You met with Bidzina Ivanishvili earlier this year. How much does his vision for the port coincide with the US vision?

"There are obviously issues around financing for the project - they say that the consortium has been unable to secure sufficient financing and they're asking too much from the government for a private project- so, conflicting narratives. I had various meetings in Georgia to learn more about it and said that for the country it is important that the project go forward. Instead of a standoff, and people arguing who's to blame, it should really be a shared interest of all Georgians that this project goes forward. Some form of public/private partnership with international investment is what's going to be needed to bring it to fruition and that's what I hope all the actors will be able to support."

The US Embassy voiced its concerns on the TBC case, bringing up the timing as a factor to be questioned, though the incident was said to have happened in 2008. Do you share these concerns?

"I haven't seen what the US Embassy said. I've spent a lot of time in the former Soviet space and you can always find people who did something and there's some level of corruption or misjudgment or whatever it might be, and people spend a lot of time looking back and going in for retribution, political retribution of some kind. Take what happened after 2012, I think Georgia lost about three years when it could have been advancing but instead was tied in knots because of the prosecution of people from the former government. What Georgia really needs to be doing is focusing on the future rather than going back into the past digging up old cases.

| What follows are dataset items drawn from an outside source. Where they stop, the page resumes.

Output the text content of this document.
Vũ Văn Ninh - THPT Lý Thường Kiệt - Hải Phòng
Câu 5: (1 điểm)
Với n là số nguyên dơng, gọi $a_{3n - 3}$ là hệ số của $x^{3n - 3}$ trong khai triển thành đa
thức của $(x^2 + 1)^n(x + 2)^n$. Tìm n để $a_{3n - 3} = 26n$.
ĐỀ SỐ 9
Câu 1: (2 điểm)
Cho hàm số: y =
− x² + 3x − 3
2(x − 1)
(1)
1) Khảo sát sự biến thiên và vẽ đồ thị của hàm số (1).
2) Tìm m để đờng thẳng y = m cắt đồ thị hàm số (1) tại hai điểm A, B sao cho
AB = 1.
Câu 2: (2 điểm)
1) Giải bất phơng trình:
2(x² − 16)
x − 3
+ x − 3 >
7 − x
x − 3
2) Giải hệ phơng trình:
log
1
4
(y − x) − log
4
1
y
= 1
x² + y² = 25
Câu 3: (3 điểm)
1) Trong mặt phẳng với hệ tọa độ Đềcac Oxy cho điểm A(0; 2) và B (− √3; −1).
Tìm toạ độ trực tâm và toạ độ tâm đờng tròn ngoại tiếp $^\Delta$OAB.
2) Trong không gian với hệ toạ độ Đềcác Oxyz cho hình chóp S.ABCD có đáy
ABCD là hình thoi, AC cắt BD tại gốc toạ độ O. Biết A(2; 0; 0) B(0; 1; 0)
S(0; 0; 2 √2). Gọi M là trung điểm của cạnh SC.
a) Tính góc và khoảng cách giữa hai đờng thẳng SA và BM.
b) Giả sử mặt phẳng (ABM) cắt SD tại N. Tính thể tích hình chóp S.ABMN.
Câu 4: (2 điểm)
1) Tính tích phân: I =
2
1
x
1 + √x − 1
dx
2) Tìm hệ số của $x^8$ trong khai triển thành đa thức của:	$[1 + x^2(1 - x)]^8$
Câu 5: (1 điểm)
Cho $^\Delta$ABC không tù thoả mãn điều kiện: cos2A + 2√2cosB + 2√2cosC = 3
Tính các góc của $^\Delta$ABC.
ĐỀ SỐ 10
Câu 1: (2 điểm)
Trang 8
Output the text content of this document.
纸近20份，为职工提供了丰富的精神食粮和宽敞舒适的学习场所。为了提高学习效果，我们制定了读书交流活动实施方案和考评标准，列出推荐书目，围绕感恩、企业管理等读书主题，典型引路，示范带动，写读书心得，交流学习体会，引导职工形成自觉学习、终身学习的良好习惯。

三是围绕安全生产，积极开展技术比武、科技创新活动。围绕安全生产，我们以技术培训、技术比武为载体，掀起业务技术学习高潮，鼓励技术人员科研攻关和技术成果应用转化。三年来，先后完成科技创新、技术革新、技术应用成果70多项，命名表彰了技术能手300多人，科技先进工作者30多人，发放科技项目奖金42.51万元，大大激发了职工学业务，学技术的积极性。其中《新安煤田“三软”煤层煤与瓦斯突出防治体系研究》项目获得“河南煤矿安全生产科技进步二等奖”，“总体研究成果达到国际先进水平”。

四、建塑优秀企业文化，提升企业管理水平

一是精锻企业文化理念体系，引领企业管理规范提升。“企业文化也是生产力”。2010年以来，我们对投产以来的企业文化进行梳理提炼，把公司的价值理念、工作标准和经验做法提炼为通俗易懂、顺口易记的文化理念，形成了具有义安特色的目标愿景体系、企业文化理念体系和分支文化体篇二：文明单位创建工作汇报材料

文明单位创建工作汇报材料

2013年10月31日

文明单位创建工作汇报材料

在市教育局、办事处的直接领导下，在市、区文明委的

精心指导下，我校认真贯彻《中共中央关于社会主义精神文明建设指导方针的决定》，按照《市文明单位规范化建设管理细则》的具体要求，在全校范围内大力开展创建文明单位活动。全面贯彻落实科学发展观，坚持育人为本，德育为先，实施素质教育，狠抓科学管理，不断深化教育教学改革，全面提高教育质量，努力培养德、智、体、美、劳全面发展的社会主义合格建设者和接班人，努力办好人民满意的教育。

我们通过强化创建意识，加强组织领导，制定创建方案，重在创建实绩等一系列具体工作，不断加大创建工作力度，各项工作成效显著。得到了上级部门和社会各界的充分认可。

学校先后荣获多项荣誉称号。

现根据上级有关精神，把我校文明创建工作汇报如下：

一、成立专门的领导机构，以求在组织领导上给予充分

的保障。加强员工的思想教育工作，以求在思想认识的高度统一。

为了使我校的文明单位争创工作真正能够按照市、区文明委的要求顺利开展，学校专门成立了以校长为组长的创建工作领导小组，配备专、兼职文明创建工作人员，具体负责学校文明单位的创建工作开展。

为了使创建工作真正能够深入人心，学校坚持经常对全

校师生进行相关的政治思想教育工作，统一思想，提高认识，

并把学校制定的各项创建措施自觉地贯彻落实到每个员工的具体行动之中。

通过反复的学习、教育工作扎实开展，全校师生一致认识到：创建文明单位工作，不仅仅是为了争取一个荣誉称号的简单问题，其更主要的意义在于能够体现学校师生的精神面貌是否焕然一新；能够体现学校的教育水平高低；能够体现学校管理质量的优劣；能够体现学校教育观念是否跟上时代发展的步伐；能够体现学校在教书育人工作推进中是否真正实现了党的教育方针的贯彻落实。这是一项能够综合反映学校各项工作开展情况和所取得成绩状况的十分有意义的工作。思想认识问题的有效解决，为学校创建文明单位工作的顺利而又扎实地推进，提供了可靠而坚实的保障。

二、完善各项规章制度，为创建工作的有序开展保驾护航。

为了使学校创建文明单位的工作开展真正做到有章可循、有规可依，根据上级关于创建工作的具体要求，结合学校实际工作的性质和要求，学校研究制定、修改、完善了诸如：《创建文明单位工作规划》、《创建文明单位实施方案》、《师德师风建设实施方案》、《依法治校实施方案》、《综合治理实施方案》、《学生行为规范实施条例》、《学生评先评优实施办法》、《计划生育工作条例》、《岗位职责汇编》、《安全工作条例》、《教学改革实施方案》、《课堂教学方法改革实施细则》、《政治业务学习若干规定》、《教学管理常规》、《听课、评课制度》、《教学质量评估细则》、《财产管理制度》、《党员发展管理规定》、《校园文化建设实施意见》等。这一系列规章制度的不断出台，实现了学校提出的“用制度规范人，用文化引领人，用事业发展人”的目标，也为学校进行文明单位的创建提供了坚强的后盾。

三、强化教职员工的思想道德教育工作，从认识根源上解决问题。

Just to give you another example; everyone is making a lot out of the Rustavi 2 case, where ownership has passed from former owners to previous owners. But we shouldn't confuse the two issues: one is ownership and another is the concept of free media. These things do happen- it's in everyone's interest, including the government's, to make sure there is a diversity of views expressed in free and independent media because without that it's a detriment to Georgia's democracy and aspirations as a country."